Production Design
If someone tries to say that Requiem for a Dream is a below-average film, you can confidently argue against them. The average film has around six hundred edits. Requiem for a Dream has about two thousand.
That makes Requiem an above-average film. It's a fact.
The reason the film has so many quick cuts is its depiction of drug use. Aronofsky and his editor, Jay Rabinowitz, show the audience what it's like to OD on diet pills, smoke marijuana, and do other harder drugs.
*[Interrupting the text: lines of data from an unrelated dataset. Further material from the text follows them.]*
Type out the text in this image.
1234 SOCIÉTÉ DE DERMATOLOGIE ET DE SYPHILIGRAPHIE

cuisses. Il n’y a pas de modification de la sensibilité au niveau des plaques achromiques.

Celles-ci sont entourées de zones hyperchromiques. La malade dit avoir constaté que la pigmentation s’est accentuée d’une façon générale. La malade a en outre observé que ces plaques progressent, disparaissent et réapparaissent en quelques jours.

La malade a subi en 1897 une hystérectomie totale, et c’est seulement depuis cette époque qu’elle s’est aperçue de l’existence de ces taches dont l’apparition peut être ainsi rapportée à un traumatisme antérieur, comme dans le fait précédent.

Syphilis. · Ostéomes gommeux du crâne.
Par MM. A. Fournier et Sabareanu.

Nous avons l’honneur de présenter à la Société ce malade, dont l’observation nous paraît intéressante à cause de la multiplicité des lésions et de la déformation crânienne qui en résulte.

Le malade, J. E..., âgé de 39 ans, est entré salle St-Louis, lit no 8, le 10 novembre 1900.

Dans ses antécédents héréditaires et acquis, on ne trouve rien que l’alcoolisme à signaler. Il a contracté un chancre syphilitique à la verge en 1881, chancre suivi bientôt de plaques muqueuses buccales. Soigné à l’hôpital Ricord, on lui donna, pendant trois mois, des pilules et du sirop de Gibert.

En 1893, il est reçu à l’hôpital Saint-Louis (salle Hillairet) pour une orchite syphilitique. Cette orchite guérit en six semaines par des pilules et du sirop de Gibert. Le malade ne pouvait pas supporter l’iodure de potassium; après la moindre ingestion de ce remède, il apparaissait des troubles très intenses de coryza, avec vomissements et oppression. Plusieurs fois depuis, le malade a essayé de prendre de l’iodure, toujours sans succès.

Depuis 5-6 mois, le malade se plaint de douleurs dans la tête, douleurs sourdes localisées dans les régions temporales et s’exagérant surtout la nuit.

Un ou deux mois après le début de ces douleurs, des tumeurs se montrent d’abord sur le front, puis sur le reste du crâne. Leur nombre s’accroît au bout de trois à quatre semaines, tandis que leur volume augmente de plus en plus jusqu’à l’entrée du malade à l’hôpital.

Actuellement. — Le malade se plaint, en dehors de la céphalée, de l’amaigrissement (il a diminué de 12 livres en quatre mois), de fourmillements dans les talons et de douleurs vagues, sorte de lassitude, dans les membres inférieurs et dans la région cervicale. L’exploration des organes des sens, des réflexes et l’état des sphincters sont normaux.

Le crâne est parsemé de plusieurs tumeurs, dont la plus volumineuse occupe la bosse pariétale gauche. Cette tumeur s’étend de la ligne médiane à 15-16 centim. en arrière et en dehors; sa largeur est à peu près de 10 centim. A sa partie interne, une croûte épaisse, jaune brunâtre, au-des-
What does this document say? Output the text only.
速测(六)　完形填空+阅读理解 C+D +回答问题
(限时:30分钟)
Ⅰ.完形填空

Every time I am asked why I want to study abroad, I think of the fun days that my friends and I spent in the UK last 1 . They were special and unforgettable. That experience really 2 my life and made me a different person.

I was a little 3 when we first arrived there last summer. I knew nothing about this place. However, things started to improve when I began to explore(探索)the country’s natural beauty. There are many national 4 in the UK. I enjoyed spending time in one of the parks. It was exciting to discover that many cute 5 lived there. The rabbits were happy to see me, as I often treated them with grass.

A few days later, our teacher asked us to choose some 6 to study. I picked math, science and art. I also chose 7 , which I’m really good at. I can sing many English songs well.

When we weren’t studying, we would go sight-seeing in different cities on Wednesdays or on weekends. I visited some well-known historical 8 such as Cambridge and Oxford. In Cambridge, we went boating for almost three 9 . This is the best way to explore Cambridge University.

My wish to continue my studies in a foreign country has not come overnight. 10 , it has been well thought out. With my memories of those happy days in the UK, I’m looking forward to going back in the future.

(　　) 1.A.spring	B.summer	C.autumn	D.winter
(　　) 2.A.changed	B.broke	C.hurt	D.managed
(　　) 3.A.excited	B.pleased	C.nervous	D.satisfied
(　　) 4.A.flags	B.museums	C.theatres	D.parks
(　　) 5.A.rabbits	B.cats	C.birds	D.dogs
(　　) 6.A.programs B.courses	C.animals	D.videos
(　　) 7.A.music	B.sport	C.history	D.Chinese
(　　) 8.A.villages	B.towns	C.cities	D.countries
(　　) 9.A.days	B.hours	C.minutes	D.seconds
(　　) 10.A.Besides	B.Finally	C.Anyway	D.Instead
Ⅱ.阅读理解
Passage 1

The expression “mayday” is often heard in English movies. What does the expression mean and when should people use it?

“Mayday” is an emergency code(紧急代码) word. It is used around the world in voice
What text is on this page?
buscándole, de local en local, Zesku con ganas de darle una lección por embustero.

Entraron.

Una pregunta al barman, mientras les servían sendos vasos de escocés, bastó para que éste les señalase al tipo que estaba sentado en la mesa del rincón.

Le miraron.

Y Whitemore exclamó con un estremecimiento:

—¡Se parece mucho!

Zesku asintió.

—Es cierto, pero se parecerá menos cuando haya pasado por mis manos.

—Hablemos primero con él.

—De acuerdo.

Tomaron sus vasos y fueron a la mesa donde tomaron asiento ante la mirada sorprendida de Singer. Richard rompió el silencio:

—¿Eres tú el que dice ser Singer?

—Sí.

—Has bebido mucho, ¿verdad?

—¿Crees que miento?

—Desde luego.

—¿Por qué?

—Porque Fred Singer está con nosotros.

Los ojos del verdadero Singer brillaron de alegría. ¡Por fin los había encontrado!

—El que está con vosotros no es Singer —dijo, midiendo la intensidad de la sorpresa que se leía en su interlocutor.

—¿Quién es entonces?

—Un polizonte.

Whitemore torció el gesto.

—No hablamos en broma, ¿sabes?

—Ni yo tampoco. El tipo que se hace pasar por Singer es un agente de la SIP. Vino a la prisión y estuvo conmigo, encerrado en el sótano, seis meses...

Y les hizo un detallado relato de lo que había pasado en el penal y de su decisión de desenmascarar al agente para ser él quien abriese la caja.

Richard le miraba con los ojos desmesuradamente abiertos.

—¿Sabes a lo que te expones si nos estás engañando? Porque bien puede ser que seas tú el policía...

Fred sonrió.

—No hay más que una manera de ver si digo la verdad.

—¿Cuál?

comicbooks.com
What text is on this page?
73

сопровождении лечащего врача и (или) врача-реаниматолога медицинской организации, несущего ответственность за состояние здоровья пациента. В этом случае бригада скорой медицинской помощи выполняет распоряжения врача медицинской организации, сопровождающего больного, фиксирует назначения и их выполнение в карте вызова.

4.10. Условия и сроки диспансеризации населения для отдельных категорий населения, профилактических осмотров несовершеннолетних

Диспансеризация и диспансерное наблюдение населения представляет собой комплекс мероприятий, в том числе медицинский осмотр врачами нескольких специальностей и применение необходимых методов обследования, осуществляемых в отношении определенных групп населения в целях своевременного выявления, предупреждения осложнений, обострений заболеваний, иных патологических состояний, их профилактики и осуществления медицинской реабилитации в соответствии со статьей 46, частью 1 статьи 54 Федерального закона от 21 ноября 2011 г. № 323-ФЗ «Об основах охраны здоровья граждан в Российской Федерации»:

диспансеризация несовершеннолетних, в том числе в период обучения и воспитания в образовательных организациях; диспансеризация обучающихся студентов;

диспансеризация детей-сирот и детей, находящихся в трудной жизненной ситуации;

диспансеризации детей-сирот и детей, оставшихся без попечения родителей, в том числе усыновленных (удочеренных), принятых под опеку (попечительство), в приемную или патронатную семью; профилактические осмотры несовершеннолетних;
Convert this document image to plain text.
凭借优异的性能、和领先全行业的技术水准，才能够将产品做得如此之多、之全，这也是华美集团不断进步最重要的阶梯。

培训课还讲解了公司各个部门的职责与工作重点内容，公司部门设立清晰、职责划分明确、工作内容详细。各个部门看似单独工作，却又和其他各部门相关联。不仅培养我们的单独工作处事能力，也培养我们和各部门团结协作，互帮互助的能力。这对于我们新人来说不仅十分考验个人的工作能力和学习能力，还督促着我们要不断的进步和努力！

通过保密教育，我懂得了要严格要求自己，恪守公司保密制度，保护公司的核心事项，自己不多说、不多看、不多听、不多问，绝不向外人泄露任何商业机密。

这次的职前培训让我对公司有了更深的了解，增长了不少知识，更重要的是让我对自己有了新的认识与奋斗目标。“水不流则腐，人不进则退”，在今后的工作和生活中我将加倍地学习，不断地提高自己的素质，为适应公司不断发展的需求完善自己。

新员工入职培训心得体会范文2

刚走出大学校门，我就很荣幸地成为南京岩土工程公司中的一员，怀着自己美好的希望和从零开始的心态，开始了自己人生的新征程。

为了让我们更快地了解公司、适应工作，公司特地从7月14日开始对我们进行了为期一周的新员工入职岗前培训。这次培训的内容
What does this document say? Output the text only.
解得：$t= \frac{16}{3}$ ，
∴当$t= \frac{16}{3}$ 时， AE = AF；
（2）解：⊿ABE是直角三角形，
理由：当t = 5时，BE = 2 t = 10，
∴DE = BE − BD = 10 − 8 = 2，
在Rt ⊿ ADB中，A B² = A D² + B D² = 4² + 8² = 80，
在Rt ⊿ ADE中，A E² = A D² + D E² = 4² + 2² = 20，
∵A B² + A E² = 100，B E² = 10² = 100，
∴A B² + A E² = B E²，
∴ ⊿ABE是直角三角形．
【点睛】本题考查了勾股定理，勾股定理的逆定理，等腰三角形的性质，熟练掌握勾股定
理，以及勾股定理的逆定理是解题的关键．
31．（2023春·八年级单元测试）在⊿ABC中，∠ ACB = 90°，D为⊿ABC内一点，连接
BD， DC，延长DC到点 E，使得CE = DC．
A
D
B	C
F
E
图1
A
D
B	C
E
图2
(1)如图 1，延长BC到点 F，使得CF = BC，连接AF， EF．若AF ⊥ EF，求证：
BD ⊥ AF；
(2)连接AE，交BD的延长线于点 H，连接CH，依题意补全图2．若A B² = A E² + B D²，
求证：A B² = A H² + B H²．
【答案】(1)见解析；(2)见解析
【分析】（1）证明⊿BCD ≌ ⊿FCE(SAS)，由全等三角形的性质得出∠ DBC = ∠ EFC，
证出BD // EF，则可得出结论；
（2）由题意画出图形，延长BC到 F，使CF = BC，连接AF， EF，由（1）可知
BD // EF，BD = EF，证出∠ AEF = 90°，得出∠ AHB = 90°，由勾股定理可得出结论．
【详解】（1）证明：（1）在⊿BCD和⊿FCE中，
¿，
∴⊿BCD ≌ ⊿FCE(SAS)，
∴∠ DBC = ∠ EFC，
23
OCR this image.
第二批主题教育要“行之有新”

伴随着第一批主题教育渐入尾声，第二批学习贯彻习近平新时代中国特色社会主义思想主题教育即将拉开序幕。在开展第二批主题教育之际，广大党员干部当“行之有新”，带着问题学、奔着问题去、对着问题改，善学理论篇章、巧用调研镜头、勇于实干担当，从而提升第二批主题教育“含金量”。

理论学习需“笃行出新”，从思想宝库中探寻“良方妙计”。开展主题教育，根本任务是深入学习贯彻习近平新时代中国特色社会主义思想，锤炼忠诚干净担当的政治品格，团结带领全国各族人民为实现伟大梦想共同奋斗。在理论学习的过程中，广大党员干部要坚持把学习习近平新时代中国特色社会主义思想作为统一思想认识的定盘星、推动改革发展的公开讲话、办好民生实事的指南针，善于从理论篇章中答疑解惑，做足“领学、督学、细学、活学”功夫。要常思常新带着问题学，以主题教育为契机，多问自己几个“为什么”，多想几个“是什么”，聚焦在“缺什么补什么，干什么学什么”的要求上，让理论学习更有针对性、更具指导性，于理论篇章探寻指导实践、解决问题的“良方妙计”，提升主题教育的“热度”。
He shows us extreme close-ups of the characters' pupils dilating, along with relaxing music to mark the initial euphoria. Then he alters time by speeding it up and slowing it down to show how an addict's relationship to the world changes due to the drug. As their abuse gets worse, the cuts became more rapid, the music becomes more intense, and Aronofsky attempts to drive you as insane as his characters. (Source)
Aronofsky calls these sequences the "hip-hop montage." (Source) At times they even happen while the character is listening to hip-hop music. Unlike many directors (such as David Fincher) who start in music videos and move to film, Aronofsky didn't direct his first music video until Metallica and Lou Reed's "The View" in 2011.
Some criticize Requiem for being style-over-substance. Or in this case, illegal substance-over-substance. But Aronofsky maintains, "every stylistic choice we make has a solid narrative reason behind it." (Source)
Other critics agree, which is why AMC's filmsite included Requiem's ending as one of the best-edited film scenes of all time. (Source)
It's good stuff, but we might need to enter rehab to detox ourselves from this movie's many harrowing images.